The only team that looks capable of stopping France right now is France. Every other side has tried — through physicality, mind games, tactical fouling — and every other side has come up short.
Les Bleus didn't arrive in America hoping to deal with that. They prepared for it. The French coaching staff specifically drilled their players on how to handle the so-called dark arts of international football: the shirt-pulling, the persistent fouling designed to disrupt rhythm, the psychological provocation that turns composed players into disciplinary liabilities. France went in with a plan, and so far, the plan is holding.
Why this matters beyond the group stage
This kind of preparation doesn't make headlines the way a Mbappé hat-trick does, but it's often what separates first-round exits from deep tournament runs. Knockout football at a World Cup is a different animal. Referees swallow their whistles. Opposition players get increasingly desperate. Trash talk escalates. Teams that haven't rehearsed staying calm in those moments tend to crack — a red card here, a loss of focus there, and suddenly a team built to win a tournament is going home in the quarters.

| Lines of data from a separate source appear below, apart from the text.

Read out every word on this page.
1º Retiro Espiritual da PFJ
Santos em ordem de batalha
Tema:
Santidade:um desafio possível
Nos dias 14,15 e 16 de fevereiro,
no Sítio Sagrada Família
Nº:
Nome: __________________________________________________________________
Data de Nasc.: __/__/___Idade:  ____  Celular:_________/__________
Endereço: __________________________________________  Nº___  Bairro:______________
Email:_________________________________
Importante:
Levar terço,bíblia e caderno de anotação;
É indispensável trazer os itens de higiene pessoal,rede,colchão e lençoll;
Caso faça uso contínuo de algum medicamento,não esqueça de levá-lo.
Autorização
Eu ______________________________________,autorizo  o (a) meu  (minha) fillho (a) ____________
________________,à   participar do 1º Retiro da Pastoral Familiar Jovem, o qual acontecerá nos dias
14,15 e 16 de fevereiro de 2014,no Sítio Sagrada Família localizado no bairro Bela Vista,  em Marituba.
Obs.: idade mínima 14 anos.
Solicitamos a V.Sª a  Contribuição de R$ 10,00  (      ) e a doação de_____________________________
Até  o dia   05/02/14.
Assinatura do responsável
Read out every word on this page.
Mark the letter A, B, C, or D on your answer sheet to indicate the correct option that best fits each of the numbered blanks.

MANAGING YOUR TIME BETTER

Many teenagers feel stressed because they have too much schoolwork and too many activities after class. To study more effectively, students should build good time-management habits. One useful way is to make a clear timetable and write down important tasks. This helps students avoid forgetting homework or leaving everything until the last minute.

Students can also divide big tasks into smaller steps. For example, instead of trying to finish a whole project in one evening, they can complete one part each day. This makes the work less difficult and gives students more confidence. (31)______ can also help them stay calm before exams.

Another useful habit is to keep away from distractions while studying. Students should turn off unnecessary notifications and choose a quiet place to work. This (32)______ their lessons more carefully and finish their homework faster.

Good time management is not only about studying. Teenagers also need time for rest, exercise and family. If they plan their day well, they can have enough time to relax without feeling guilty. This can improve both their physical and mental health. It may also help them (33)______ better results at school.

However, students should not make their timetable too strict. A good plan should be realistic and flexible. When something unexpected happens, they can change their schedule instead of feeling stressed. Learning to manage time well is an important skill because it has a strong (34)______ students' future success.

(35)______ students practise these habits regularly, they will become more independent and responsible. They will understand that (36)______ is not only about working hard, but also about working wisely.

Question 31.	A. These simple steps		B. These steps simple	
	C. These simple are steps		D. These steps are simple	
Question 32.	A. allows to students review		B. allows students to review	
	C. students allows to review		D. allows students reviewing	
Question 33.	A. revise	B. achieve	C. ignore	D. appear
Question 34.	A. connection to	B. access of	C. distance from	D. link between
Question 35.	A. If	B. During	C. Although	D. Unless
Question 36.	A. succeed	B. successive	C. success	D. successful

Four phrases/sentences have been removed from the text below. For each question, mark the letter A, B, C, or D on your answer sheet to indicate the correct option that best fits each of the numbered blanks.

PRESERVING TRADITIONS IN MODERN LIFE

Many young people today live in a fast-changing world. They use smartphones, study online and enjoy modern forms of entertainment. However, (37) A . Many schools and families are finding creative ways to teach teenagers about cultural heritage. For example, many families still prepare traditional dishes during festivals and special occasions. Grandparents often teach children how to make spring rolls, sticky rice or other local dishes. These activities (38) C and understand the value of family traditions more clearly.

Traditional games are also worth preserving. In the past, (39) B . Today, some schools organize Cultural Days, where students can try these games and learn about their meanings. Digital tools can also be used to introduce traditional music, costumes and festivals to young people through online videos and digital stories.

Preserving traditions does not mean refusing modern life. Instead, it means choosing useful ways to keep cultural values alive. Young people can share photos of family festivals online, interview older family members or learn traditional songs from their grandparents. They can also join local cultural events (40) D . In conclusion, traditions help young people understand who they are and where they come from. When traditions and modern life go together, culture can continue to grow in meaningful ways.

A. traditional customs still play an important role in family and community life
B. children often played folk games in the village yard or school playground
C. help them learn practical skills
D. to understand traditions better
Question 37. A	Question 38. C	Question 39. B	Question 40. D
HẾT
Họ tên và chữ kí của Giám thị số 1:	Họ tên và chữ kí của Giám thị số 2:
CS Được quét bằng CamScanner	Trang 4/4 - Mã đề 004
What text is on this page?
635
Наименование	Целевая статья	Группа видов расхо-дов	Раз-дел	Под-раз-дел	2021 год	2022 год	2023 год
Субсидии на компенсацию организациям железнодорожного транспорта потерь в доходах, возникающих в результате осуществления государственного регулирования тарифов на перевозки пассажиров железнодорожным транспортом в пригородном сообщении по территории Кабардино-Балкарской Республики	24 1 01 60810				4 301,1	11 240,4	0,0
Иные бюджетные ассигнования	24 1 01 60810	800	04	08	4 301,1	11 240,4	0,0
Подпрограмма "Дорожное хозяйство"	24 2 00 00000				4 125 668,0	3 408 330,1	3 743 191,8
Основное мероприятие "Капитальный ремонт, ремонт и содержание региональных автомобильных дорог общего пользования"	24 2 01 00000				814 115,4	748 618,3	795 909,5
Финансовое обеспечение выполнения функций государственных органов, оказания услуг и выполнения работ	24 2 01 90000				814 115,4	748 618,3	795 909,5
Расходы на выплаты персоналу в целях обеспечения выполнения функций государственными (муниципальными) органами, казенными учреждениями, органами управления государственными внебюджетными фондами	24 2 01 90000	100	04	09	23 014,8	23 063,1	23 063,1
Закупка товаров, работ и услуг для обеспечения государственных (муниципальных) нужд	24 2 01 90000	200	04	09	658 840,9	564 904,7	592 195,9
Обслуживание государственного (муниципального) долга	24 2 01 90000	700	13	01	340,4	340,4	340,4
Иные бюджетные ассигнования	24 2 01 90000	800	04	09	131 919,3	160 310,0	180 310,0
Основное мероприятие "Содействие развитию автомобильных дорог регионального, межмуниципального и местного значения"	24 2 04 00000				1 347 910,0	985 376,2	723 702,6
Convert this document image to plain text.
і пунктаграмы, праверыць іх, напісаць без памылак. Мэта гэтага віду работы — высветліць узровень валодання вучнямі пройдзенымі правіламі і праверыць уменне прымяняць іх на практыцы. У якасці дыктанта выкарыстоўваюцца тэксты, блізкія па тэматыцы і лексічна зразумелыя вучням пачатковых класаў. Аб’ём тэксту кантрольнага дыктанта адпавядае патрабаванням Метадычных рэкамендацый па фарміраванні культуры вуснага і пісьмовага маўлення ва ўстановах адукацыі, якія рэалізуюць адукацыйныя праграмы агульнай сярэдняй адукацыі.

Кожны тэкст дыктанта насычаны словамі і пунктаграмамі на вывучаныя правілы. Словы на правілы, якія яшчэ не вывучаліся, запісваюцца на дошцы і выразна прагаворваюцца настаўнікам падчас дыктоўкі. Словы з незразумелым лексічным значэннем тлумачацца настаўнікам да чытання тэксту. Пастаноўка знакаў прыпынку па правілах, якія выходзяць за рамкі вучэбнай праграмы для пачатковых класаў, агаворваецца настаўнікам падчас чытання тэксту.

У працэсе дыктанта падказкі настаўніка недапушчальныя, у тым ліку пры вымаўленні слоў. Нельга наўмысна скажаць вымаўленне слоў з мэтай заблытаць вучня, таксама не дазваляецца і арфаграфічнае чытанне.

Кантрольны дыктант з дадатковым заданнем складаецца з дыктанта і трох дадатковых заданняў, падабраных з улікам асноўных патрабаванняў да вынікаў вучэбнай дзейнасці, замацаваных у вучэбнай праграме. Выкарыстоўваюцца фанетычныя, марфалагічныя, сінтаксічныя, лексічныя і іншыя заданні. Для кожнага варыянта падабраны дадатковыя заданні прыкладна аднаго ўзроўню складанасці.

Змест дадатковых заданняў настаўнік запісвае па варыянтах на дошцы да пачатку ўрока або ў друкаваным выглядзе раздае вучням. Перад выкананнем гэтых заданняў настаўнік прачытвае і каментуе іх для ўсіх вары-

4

France has been through enough World Cup heartbreak to know how quickly things unravel. Building mental and tactical resilience into the preparation rather than leaving it to chance in the moment is a sign this squad is genuinely thinking about winning the whole thing, not just getting through the group.
That makes France tough to back against at any price right now. Their path to the final looks cleaner than their recent tournament history might suggest — and it's not just about the talent on the pitch. It's about the work that happened before a single match was played.